Hand sanitizer may be superior to hand washing when it comes to reducing sick days among young children in day care, a new study suggests.
Over the course of eight months, researchers in Spain studied the hand hygiene routines of more than 900 children aged 0-3 at two dozen day care centers.
The children were split into three groups: one group used hand sanitizer, one washed with soap and water, and the third group was given hand-washing advice at the beginning of the study but told to keep washing their hands the way they normally do.
By the end of the study period, respiratory infections had been the cause of 5,186 missed days at the day care centers. But children who had been educated about hand sanitizer had significantly fewer missed days of school, respiratory infections, and antibiotic prescriptions compared to kids in both of the other groups.

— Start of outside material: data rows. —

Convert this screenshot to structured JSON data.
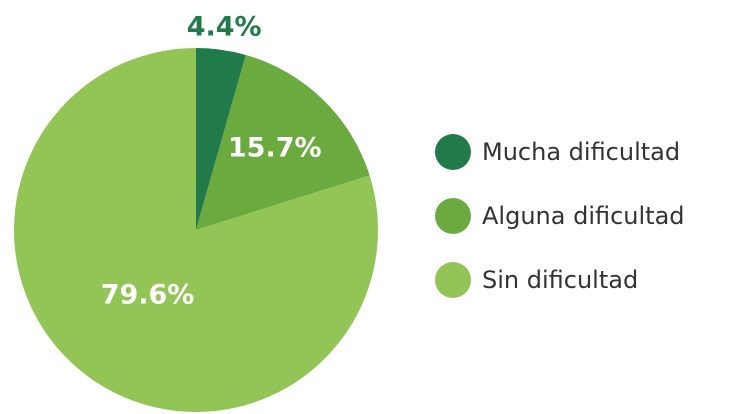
{
  "chart_data": {
    "type": "pie",
    "categories": [
      "Mucha dificultad",
      "Alguna dificultad",
      "Sin dificultad"
    ],
    "values": [
      4.4,
      15.7,
      79.6
    ],
    "value_labels": [
      "4.4%",
      "15.7%",
      "79.6%"
    ],
    "colors": [
      "#217a4a",
      "#6aaa3e",
      "#93c556"
    ],
    "legend": "right"
  }
}
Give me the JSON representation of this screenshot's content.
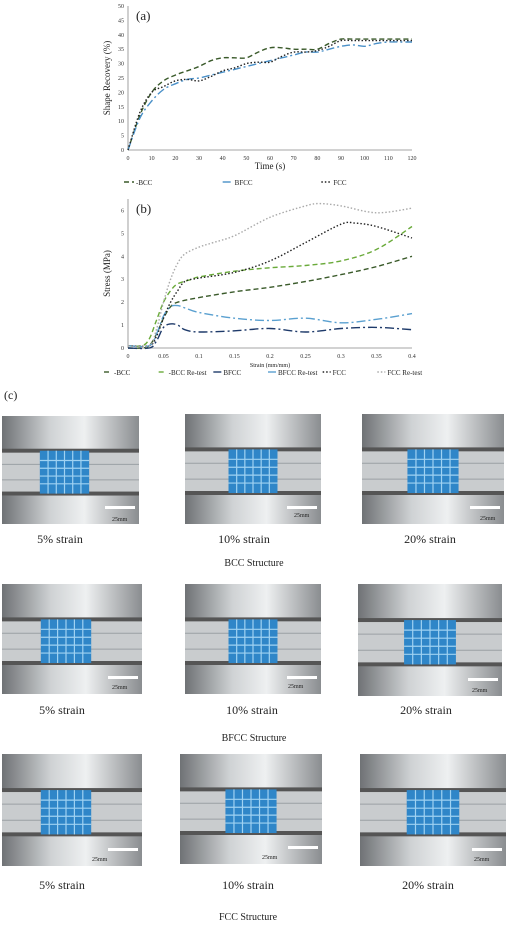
{
  "charts": {
    "a": {
      "panel_label": "(a)",
      "chart_data": {
        "type": "line",
        "xlabel": "Time (s)",
        "ylabel": "Shape Recovery (%)",
        "xlim": [
          0,
          120
        ],
        "ylim": [
          0,
          50
        ],
        "xticks": [
          0,
          10,
          20,
          30,
          40,
          50,
          60,
          70,
          80,
          90,
          100,
          110,
          120
        ],
        "yticks": [
          0,
          5,
          10,
          15,
          20,
          25,
          30,
          35,
          40,
          45,
          50
        ],
        "legend_position": "bottom",
        "grid": false,
        "series": [
          {
            "name": "-BCC",
            "color": "#3a5a2a",
            "dash": "5,3",
            "x": [
              0,
              5,
              10,
              15,
              20,
              25,
              30,
              35,
              40,
              45,
              50,
              55,
              60,
              65,
              70,
              75,
              80,
              85,
              90,
              95,
              100,
              105,
              110,
              115,
              120
            ],
            "y": [
              0,
              12,
              20,
              24,
              26,
              27.5,
              29,
              31,
              32,
              32,
              32,
              34,
              35.5,
              35.5,
              35,
              35,
              35,
              37,
              38.5,
              38.5,
              38.5,
              38.5,
              38.5,
              38.5,
              38.5
            ]
          },
          {
            "name": "BFCC",
            "color": "#4a90c8",
            "dash": "8,3,2,3",
            "x": [
              0,
              5,
              10,
              15,
              20,
              25,
              30,
              35,
              40,
              45,
              50,
              55,
              60,
              65,
              70,
              75,
              80,
              85,
              90,
              95,
              100,
              105,
              110,
              115,
              120
            ],
            "y": [
              0,
              11,
              17,
              21,
              23,
              24.5,
              25,
              26,
              27,
              28,
              29,
              30,
              31,
              32,
              33,
              34,
              34,
              35,
              36,
              36.5,
              36,
              37,
              37.5,
              37.5,
              37.5
            ]
          },
          {
            "name": "FCC",
            "color": "#222222",
            "dash": "1.5,2",
            "x": [
              0,
              5,
              10,
              15,
              20,
              25,
              30,
              35,
              40,
              45,
              50,
              55,
              60,
              65,
              70,
              75,
              80,
              85,
              90,
              95,
              100,
              105,
              110,
              115,
              120
            ],
            "y": [
              0,
              13,
              20,
              22,
              24,
              24.5,
              24,
              25.5,
              27.5,
              28.5,
              30,
              30.5,
              30.5,
              32.5,
              34,
              34,
              34.5,
              36,
              38,
              38,
              38,
              38,
              38,
              38,
              38
            ]
          }
        ]
      }
    },
    "b": {
      "panel_label": "(b)",
      "chart_data": {
        "type": "line",
        "xlabel": "Strain (mm/mm)",
        "ylabel": "Stress (MPa)",
        "xlim": [
          0,
          0.4
        ],
        "ylim": [
          0,
          6.5
        ],
        "xticks": [
          "0",
          "0.05",
          "0.1",
          "0.15",
          "0.2",
          "0.25",
          "0.3",
          "0.35",
          "0.4"
        ],
        "yticks": [
          0,
          1,
          2,
          3,
          4,
          5,
          6
        ],
        "legend_position": "bottom",
        "grid": false,
        "series": [
          {
            "name": "-BCC",
            "color": "#3a5a2a",
            "dash": "5,3",
            "x": [
              0,
              0.02,
              0.03,
              0.04,
              0.05,
              0.06,
              0.07,
              0.1,
              0.15,
              0.2,
              0.25,
              0.3,
              0.35,
              0.4
            ],
            "y": [
              0,
              0,
              0.1,
              0.6,
              1.3,
              1.8,
              2.0,
              2.2,
              2.45,
              2.65,
              2.9,
              3.2,
              3.55,
              4.0
            ]
          },
          {
            "name": "-BCC Re-test",
            "color": "#6aaa3a",
            "dash": "5,3",
            "x": [
              0,
              0.02,
              0.03,
              0.04,
              0.05,
              0.06,
              0.07,
              0.09,
              0.1,
              0.15,
              0.2,
              0.25,
              0.3,
              0.35,
              0.4
            ],
            "y": [
              0.1,
              0.1,
              0.4,
              1.2,
              2.0,
              2.5,
              2.8,
              3.0,
              3.1,
              3.35,
              3.5,
              3.6,
              3.8,
              4.3,
              5.3
            ]
          },
          {
            "name": "BFCC",
            "color": "#1e3a6a",
            "dash": "9,3,2,3",
            "x": [
              0,
              0.03,
              0.04,
              0.05,
              0.06,
              0.07,
              0.08,
              0.1,
              0.15,
              0.2,
              0.25,
              0.3,
              0.35,
              0.4
            ],
            "y": [
              0,
              0,
              0.3,
              0.9,
              1.05,
              1.0,
              0.8,
              0.7,
              0.75,
              0.85,
              0.7,
              0.85,
              0.9,
              0.8
            ]
          },
          {
            "name": "BFCC Re-test",
            "color": "#5aa0d0",
            "dash": "9,3,2,3",
            "x": [
              0,
              0.03,
              0.04,
              0.05,
              0.06,
              0.07,
              0.08,
              0.1,
              0.15,
              0.2,
              0.25,
              0.3,
              0.35,
              0.4
            ],
            "y": [
              0.1,
              0.1,
              0.6,
              1.4,
              1.8,
              1.85,
              1.75,
              1.55,
              1.3,
              1.2,
              1.3,
              1.1,
              1.25,
              1.5
            ]
          },
          {
            "name": "FCC",
            "color": "#222222",
            "dash": "1.5,2",
            "x": [
              0,
              0.03,
              0.04,
              0.05,
              0.06,
              0.07,
              0.08,
              0.1,
              0.15,
              0.2,
              0.25,
              0.3,
              0.32,
              0.35,
              0.4
            ],
            "y": [
              0.1,
              0.1,
              0.5,
              1.3,
              2.0,
              2.5,
              2.9,
              3.05,
              3.3,
              3.8,
              4.6,
              5.4,
              5.45,
              5.3,
              4.8
            ]
          },
          {
            "name": "FCC Re-test",
            "color": "#aaaaaa",
            "dash": "1.5,2",
            "x": [
              0,
              0.03,
              0.04,
              0.05,
              0.06,
              0.07,
              0.08,
              0.1,
              0.12,
              0.15,
              0.2,
              0.25,
              0.27,
              0.3,
              0.35,
              0.4
            ],
            "y": [
              0.1,
              0.1,
              0.8,
              2.0,
              3.0,
              3.7,
              4.1,
              4.4,
              4.6,
              4.9,
              5.7,
              6.2,
              6.3,
              6.2,
              5.9,
              6.1
            ]
          }
        ]
      }
    }
  },
  "panel_c": {
    "label": "(c)",
    "scale_text": "25mm",
    "rows": [
      {
        "structure": "BCC Structure",
        "captions": [
          "5% strain",
          "10% strain",
          "20% strain"
        ]
      },
      {
        "structure": "BFCC Structure",
        "captions": [
          "5% strain",
          "10% strain",
          "20% strain"
        ]
      },
      {
        "structure": "FCC Structure",
        "captions": [
          "5% strain",
          "10% strain",
          "20% strain"
        ]
      }
    ]
  }
}
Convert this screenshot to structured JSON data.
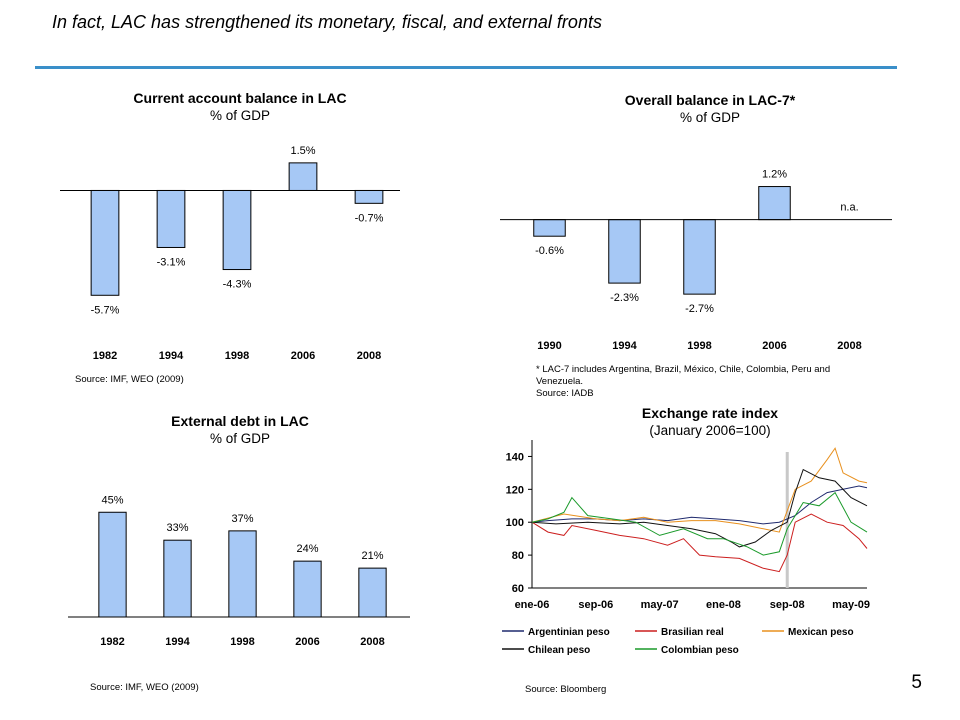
{
  "slide": {
    "title": "In fact, LAC has strengthened its  monetary, fiscal, and external fronts",
    "page_number": "5",
    "accent_color": "#3a8fc9"
  },
  "chart_data": [
    {
      "id": "current_account",
      "type": "bar",
      "title": "Current account balance in LAC",
      "subtitle": "% of GDP",
      "categories": [
        "1982",
        "1994",
        "1998",
        "2006",
        "2008"
      ],
      "values": [
        -5.7,
        -3.1,
        -4.3,
        1.5,
        -0.7
      ],
      "data_labels": [
        "-5.7%",
        "-3.1%",
        "-4.3%",
        "1.5%",
        "-0.7%"
      ],
      "bar_color": "#a6c8f5",
      "ylim": [
        -6.5,
        2.2
      ],
      "note": "Source: IMF, WEO (2009)"
    },
    {
      "id": "overall_balance",
      "type": "bar",
      "title": "Overall balance in LAC-7*",
      "subtitle": "% of GDP",
      "categories": [
        "1990",
        "1994",
        "1998",
        "2006",
        "2008"
      ],
      "values": [
        -0.6,
        -2.3,
        -2.7,
        1.2,
        null
      ],
      "data_labels": [
        "-0.6%",
        "-2.3%",
        "-2.7%",
        "1.2%",
        "n.a."
      ],
      "bar_color": "#a6c8f5",
      "ylim": [
        -4.0,
        1.8
      ],
      "note_lines": [
        "* LAC-7 includes  Argentina, Brazil, México, Chile, Colombia, Peru and",
        "Venezuela.",
        "Source: IADB"
      ]
    },
    {
      "id": "external_debt",
      "type": "bar",
      "title": "External debt in LAC",
      "subtitle": "% of GDP",
      "categories": [
        "1982",
        "1994",
        "1998",
        "2006",
        "2008"
      ],
      "values": [
        45,
        33,
        37,
        24,
        21
      ],
      "data_labels": [
        "45%",
        "33%",
        "37%",
        "24%",
        "21%"
      ],
      "bar_color": "#a6c8f5",
      "ylim": [
        0,
        58
      ],
      "note": "Source: IMF, WEO (2009)"
    },
    {
      "id": "exchange_rate",
      "type": "line",
      "title": "Exchange rate index",
      "subtitle": "(January 2006=100)",
      "x_ticks": [
        "ene-06",
        "sep-06",
        "may-07",
        "ene-08",
        "sep-08",
        "may-09"
      ],
      "x_range": [
        "2006-01",
        "2009-07"
      ],
      "ylim": [
        60,
        150
      ],
      "y_ticks": [
        60,
        80,
        100,
        120,
        140
      ],
      "vertical_marker": "2008-09",
      "legend_position": "bottom",
      "series": [
        {
          "name": "Argentinian peso",
          "color": "#1f2a6e",
          "points": [
            [
              "2006-01",
              100
            ],
            [
              "2006-03",
              101
            ],
            [
              "2006-06",
              102
            ],
            [
              "2006-09",
              102
            ],
            [
              "2006-12",
              101
            ],
            [
              "2007-03",
              102
            ],
            [
              "2007-06",
              101
            ],
            [
              "2007-09",
              103
            ],
            [
              "2007-12",
              102
            ],
            [
              "2008-03",
              101
            ],
            [
              "2008-06",
              99
            ],
            [
              "2008-08",
              100
            ],
            [
              "2008-10",
              104
            ],
            [
              "2008-12",
              112
            ],
            [
              "2009-02",
              118
            ],
            [
              "2009-04",
              120
            ],
            [
              "2009-06",
              122
            ],
            [
              "2009-07",
              121
            ]
          ]
        },
        {
          "name": "Brasilian real",
          "color": "#cc1f1f",
          "points": [
            [
              "2006-01",
              100
            ],
            [
              "2006-03",
              94
            ],
            [
              "2006-05",
              92
            ],
            [
              "2006-06",
              98
            ],
            [
              "2006-09",
              95
            ],
            [
              "2006-12",
              92
            ],
            [
              "2007-03",
              90
            ],
            [
              "2007-06",
              86
            ],
            [
              "2007-08",
              90
            ],
            [
              "2007-10",
              80
            ],
            [
              "2007-12",
              79
            ],
            [
              "2008-03",
              78
            ],
            [
              "2008-06",
              72
            ],
            [
              "2008-08",
              70
            ],
            [
              "2008-09",
              80
            ],
            [
              "2008-10",
              100
            ],
            [
              "2008-12",
              105
            ],
            [
              "2009-02",
              100
            ],
            [
              "2009-04",
              98
            ],
            [
              "2009-06",
              90
            ],
            [
              "2009-07",
              84
            ]
          ]
        },
        {
          "name": "Mexican peso",
          "color": "#e8901e",
          "points": [
            [
              "2006-01",
              100
            ],
            [
              "2006-05",
              105
            ],
            [
              "2006-09",
              102
            ],
            [
              "2006-12",
              101
            ],
            [
              "2007-03",
              103
            ],
            [
              "2007-06",
              100
            ],
            [
              "2007-09",
              101
            ],
            [
              "2007-12",
              101
            ],
            [
              "2008-03",
              99
            ],
            [
              "2008-06",
              96
            ],
            [
              "2008-08",
              94
            ],
            [
              "2008-10",
              120
            ],
            [
              "2008-12",
              125
            ],
            [
              "2009-02",
              138
            ],
            [
              "2009-03",
              145
            ],
            [
              "2009-04",
              130
            ],
            [
              "2009-06",
              125
            ],
            [
              "2009-07",
              124
            ]
          ]
        },
        {
          "name": "Chilean peso",
          "color": "#111111",
          "points": [
            [
              "2006-01",
              100
            ],
            [
              "2006-04",
              99
            ],
            [
              "2006-08",
              100
            ],
            [
              "2006-12",
              99
            ],
            [
              "2007-03",
              100
            ],
            [
              "2007-06",
              98
            ],
            [
              "2007-09",
              96
            ],
            [
              "2007-12",
              93
            ],
            [
              "2008-02",
              88
            ],
            [
              "2008-03",
              85
            ],
            [
              "2008-05",
              88
            ],
            [
              "2008-07",
              95
            ],
            [
              "2008-09",
              100
            ],
            [
              "2008-10",
              118
            ],
            [
              "2008-11",
              132
            ],
            [
              "2009-01",
              127
            ],
            [
              "2009-03",
              125
            ],
            [
              "2009-05",
              115
            ],
            [
              "2009-07",
              110
            ]
          ]
        },
        {
          "name": "Colombian peso",
          "color": "#1a9a2a",
          "points": [
            [
              "2006-01",
              100
            ],
            [
              "2006-03",
              102
            ],
            [
              "2006-05",
              106
            ],
            [
              "2006-06",
              115
            ],
            [
              "2006-08",
              104
            ],
            [
              "2006-11",
              102
            ],
            [
              "2007-02",
              100
            ],
            [
              "2007-05",
              92
            ],
            [
              "2007-08",
              96
            ],
            [
              "2007-11",
              90
            ],
            [
              "2008-01",
              90
            ],
            [
              "2008-04",
              85
            ],
            [
              "2008-06",
              80
            ],
            [
              "2008-08",
              82
            ],
            [
              "2008-09",
              96
            ],
            [
              "2008-11",
              112
            ],
            [
              "2009-01",
              110
            ],
            [
              "2009-03",
              118
            ],
            [
              "2009-05",
              100
            ],
            [
              "2009-07",
              94
            ]
          ]
        }
      ],
      "note": "Source: Bloomberg"
    }
  ]
}
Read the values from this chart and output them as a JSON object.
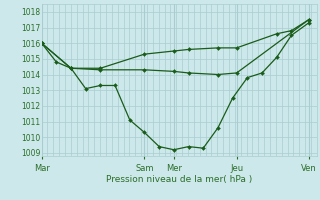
{
  "bg_color": "#cde8ea",
  "grid_color": "#a8cdd0",
  "line_color": "#1a5c1a",
  "marker_color": "#1a5c1a",
  "xlabel": "Pression niveau de la mer( hPa )",
  "xlabel_color": "#2a6e2a",
  "tick_color": "#2a6e2a",
  "ylim": [
    1008.8,
    1018.5
  ],
  "yticks": [
    1009,
    1010,
    1011,
    1012,
    1013,
    1014,
    1015,
    1016,
    1017,
    1018
  ],
  "xlim": [
    0.0,
    1.03
  ],
  "xtick_labels": [
    "Mar",
    "Sam",
    "Mer",
    "Jeu",
    "Ven"
  ],
  "xtick_positions": [
    0.0,
    0.385,
    0.495,
    0.73,
    1.0
  ],
  "vline_positions": [
    0.0,
    0.385,
    0.495,
    0.73,
    1.0
  ],
  "num_vgrid": 48,
  "line1_x": [
    0.0,
    0.055,
    0.11,
    0.165,
    0.22,
    0.275,
    0.33,
    0.385,
    0.44,
    0.495,
    0.55,
    0.605,
    0.66,
    0.715,
    0.77,
    0.825,
    0.88,
    0.935,
    1.0
  ],
  "line1_y": [
    1016.0,
    1014.8,
    1014.4,
    1013.1,
    1013.3,
    1013.3,
    1011.1,
    1010.3,
    1009.4,
    1009.2,
    1009.4,
    1009.3,
    1010.6,
    1012.5,
    1013.8,
    1014.1,
    1015.1,
    1016.5,
    1017.3
  ],
  "line2_x": [
    0.0,
    0.11,
    0.22,
    0.385,
    0.495,
    0.55,
    0.66,
    0.73,
    1.0
  ],
  "line2_y": [
    1016.0,
    1014.4,
    1014.3,
    1014.3,
    1014.2,
    1014.1,
    1014.0,
    1014.1,
    1017.5
  ],
  "line3_x": [
    0.0,
    0.11,
    0.22,
    0.385,
    0.495,
    0.55,
    0.66,
    0.73,
    0.88,
    0.935,
    1.0
  ],
  "line3_y": [
    1016.0,
    1014.4,
    1014.4,
    1015.3,
    1015.5,
    1015.6,
    1015.7,
    1015.7,
    1016.6,
    1016.8,
    1017.5
  ]
}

Children in the hand sanitizer group had 23 percent fewer respiratory infections -- as defined by the presence of symptoms like coughing, sneezing, congestion, and sore throat -- compared with kids in the third group. Kids in the soap-and-water group were 21 percent more likely to get an infection than those in the sanitizer group and 31 percent more likely to need antibiotics.
Respiratory infections common in day care centers
Respiratory infections have particularly serious risks to children younger than five, and the prevalence of these illnesses among children attending day care centers makes them a “major public health problem." These types of illnesses have also been linked with excessive antibiotic use, the researchers noted.
“There are studies in which researchers assess the impact of hand hygiene programs on infectious disease transmission reduction in schools and households,” the research team, led by Dr. Ernestina Azor-Martinez, wrote.
“However, there are few recent studies that reveal their effectiveness in day care centers, specifically, those in which researchers examine hand hygiene health education importance for day care staff and parents to reduce infection transmission in day care centers.”
Adult supervision necessary
In an interview with CNN, Janet Haas, director of epidemiology at Lenox Hill Hospital in New York, said that although the study was conducted in Spain, its findings are applicable in other locations.
"There is a place for alcohol hand sanitizers, and the public may not be aware of how effective they can be," Haas said. "I think people still think of them as 'if you can't get to a sink, this is second best,' but in this study, it showed that it was better than the soap and water hand-washing for this group."
However, experts stress that adult supervision is crucial when allowing children to use hand sanitizer. “The caveat here is that you can't have little kids putting that in their mouth and possibly getting alcohol intoxication,” Haas added.
The full study has been published in the journal Pediatrics.